With celluloid, there's no equivalent way to check in real time whether a scene is too dark, so “it was safest to shoot with enough light, even if the scenes were supposed to be dark,” producer Edward Vega said in a Vox video on the subject.
However, this is not the case with digital imaging. The new technology has liberated directors in the sense that they can make their films more inky than ever before.

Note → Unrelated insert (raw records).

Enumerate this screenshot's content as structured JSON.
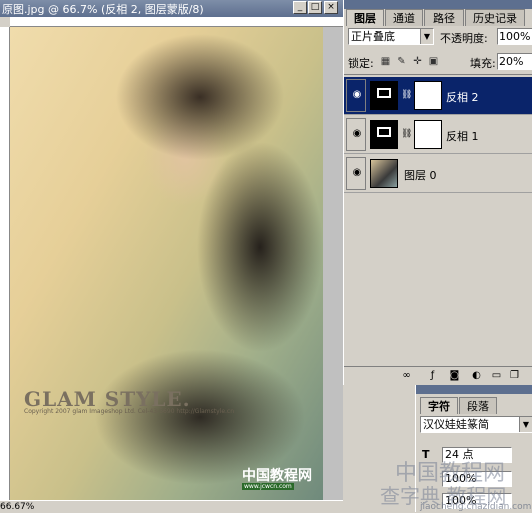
{
  "document": {
    "title": "原图.jpg @ 66.7% (反相 2, 图层蒙版/8)",
    "zoom": "66.67%",
    "image_text": {
      "logo": "GLAM STYLE.",
      "logo_sub": "Copyright 2007 glam Imageshop Ltd. Cel-43-5690 http://Glamstyle.cn",
      "watermark": "中国教程网",
      "watermark_url": "www.jcwcn.com"
    },
    "buttons": {
      "minimize": "_",
      "maximize": "□",
      "close": "×"
    }
  },
  "layers_panel": {
    "tabs": [
      {
        "label": "图层",
        "active": true
      },
      {
        "label": "通道",
        "active": false
      },
      {
        "label": "路径",
        "active": false
      },
      {
        "label": "历史记录",
        "active": false
      }
    ],
    "blend_mode": "正片叠底",
    "opacity_label": "不透明度:",
    "opacity_value": "100%",
    "lock_label": "锁定:",
    "fill_label": "填充:",
    "fill_value": "20%",
    "layers": [
      {
        "name": "反相 2",
        "selected": true
      },
      {
        "name": "反相 1",
        "selected": false
      },
      {
        "name": "图层 0",
        "selected": false
      }
    ]
  },
  "character_panel": {
    "tabs": [
      {
        "label": "字符",
        "active": true
      },
      {
        "label": "段落",
        "active": false
      }
    ],
    "font": "汉仪娃娃篆简",
    "size": "24 点",
    "scale": "100%",
    "scale2": "100%"
  },
  "site_watermark": {
    "line1": "中国教程网",
    "line2": "查字典 教程网",
    "url": "jiaocheng.chazidian.com"
  }
}
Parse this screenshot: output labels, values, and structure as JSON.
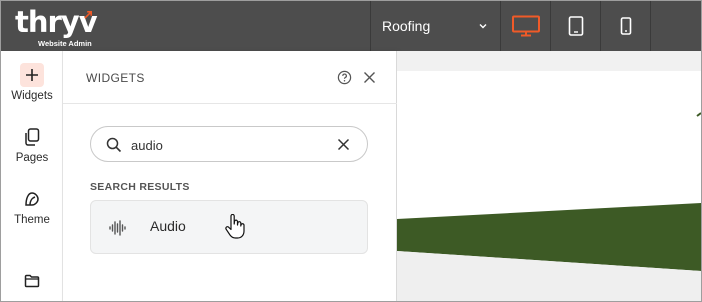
{
  "brand": {
    "name": "thryv",
    "subtitle": "Website Admin"
  },
  "topbar": {
    "page_selector": "Roofing",
    "devices": [
      {
        "name": "desktop",
        "active": true
      },
      {
        "name": "tablet",
        "active": false
      },
      {
        "name": "mobile",
        "active": false
      }
    ],
    "colors": {
      "bar": "#4d4d4d",
      "active_device": "#f05a28"
    }
  },
  "rail": {
    "items": [
      {
        "label": "Widgets",
        "icon": "plus-icon",
        "active": true
      },
      {
        "label": "Pages",
        "icon": "pages-icon"
      },
      {
        "label": "Theme",
        "icon": "theme-icon"
      },
      {
        "label": "",
        "icon": "folder-icon"
      }
    ]
  },
  "panel": {
    "title": "WIDGETS",
    "search": {
      "value": "audio",
      "placeholder": ""
    },
    "results_label": "SEARCH RESULTS",
    "results": [
      {
        "label": "Audio",
        "icon": "audio-waveform-icon"
      }
    ]
  }
}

But why would filmmakers want their work to look like it was shot during a solar eclipse? One reason is that in the last decade Hollywood has been dominated by science fiction and fantasy, genres that are often associated with bold, bold colors and excess.
Directors are responding to this stereotype by creating their own they shoot blockbusters in a darker, grittier tone with a Fifty Shades of Gray aesthetic. Similarly, directors try to differentiate their feature films from the classic Disney cartoons by giving them more naturalistic lighting. They want us to know that while they're telling stories about flying kids and singing crabs, they're telling serious, grown-up stories about flying kids and singing crabs.
This more spare, grim approach was interesting for a while. But judging by the online response to The Little Mermaid and Peter Pan and Wendy, it's time for filmmakers to shout, “Let there be light!”
After all, we have enough gloom to deal with in the real world . Maybe it's time for Hollywood to get drunk on the color and brightness of science fiction and fantasy again and give us some retina-searing Superman and Star Wars movies. After all, as they say, it's always darkest before the dawn.